FIG. 31 shows the photosensitivity of three different single layer photoreceptor compositions measured in the long wavelength region. Sample 0520-1 formulation contained TiOPc pigment without any hole transporting material or electron transporting material additives, sample 0520-3 formulation contained TiOPc pigment with 20% of ETM-17, and sample 0520-5 formulation contained TiOPc pigment with 20% of ETM-17 and 20% of MPCT-10. A small difference in sensitivity was observed in the region above 900 nm. These differences can be attributed to the charge transfer complexes formed between the transfer materials and TiOPc. It is seen in an insert that addition of electron transporting material and hole transporting materials produced a small increase in sensitivity in the long wave region. These transporting materials do not absorb light in this region and has its photosensitive in the short wavelength region. The sensitivity increase can be attributed to the formation of a charge transfer complex . . . . The spectral sensitivity differences are small and near the measurement accuracy.
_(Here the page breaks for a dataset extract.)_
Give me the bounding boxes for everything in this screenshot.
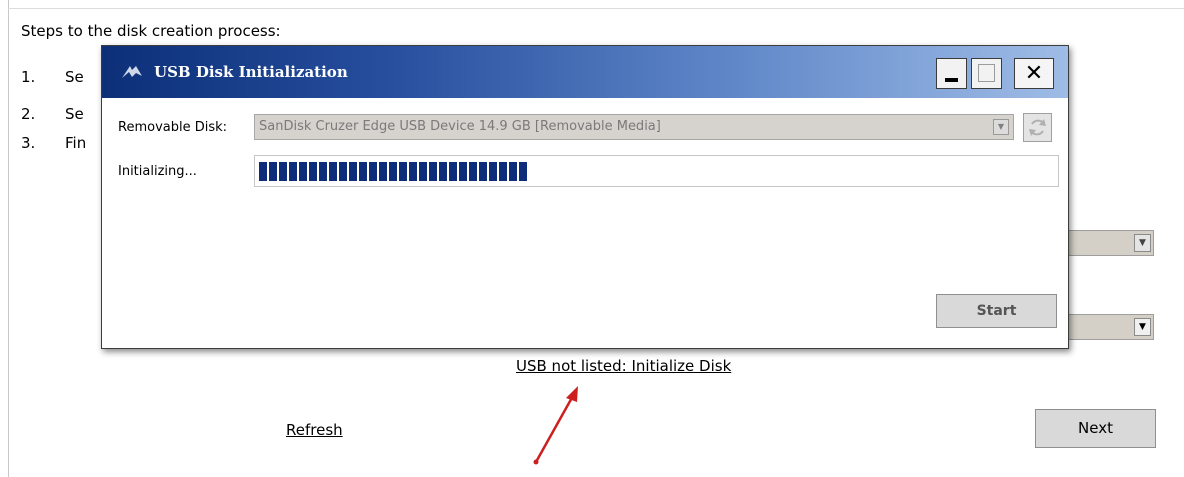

 1) ETM-17 is (4-n-butoxycarbonyl-9-fluorenylidene)malononitrile made as described in U.S. Pat. No. 4,559,287.
 2) MPCT-10 is a commercial charge transport material obtained from Mitsubishi Paper, catalogue ID as MPCT-10.
 Examples of Charge Transfer Complexes-Complexes of Charge Generator Materials with a) Charge Transfer Materials or b) Electron Transfer Materials
 A dual layer organic photoconductor (OGC) material was prepared as follows. A titanyl oxyphthalocyanine dispersion was made by milling a mixture of gamma form of TiOPc (1.0 g, commercially obtained from Syntec, Berlin, Germany), polyvinylbutyral (0.50 g, S-LecB™ BX-1, commercially obtained from Sekisui, Japan), THF (tetrahydrofuran, 20 ml) and a surfactant (one drop of Igepal® CA-720, commercially obtained from Aldrich, Milwaukee, Wis.). This above mixture was placed into a 60 ml glass bottle together with 50 g of YTZ ceramic balls (commercially obtained from Morimura Bros. (USA), Inc., Torrance, Calif.) and shaken in a vibration mill for 1 hour to form a dispersion. The dispersion was diluted with 20 ml of THF and coated on a polyester film having a conductive aluminum layer and a 0.4 μm thick barrier layer comprising methyl cellulose and methylvinylether/maleic anhydride, prepared according to U.S. Pat. No. 6,180,305. After heating for 2 hours at 80° C. 0.6-0.8 μm thick charge generating layer (hereinafter, “CGL”) was prepared.
 Then a mixture of 1 g of hole-transporting material MPCT-10 (Mitsubishi Co) and 1 g of polycarbonate Z-form (PC-Z) was dissolved in 30 ml of THF. This solution was coated onto CGL and after drying 2 hours at 80° C. forming 10 μm thick charge transporting layer and dual layer OPC was prepared The OPC sample was charged with a Scorotron to which 8.0 kV DC voltage was supplied. The grid potential was +1500 V and the charging time was 1 second. The sample was placed under a vibrating electrometer probe and the potential was measured after charging. The electrometer was connected to a C8-13 memory oscilloscope and the potential decay signal was recorded. The initial potential after charging U0 was measured. After this the sample was illuminated with monochromatic light of different wavelengths in the region from 840 to 930 nm from MDR-23 grating monochromator. Light intensity at the sample surface was 1.35-10−2 W/m2. The potential half decay time t½ at illumination was measured and photosensitivity S was calculated according to formula
S=1/t ½ ·L
 where L is incident light intensity. Then photosensitivity spectral dependence was plotted. The photosensitivity was normalized to 1 at 840 nm.
 The dual layer OPC was prepared and tested according to the procedure for example 1 except that into dispersion before milling 0.2 g of ETM-17 was added.
 The dual layer OPC was prepared and tested according to the procedure for example 1 except that into dispersion before milling 0.2 g of ETM-17 and 0.2 g of MPCT-10 was added.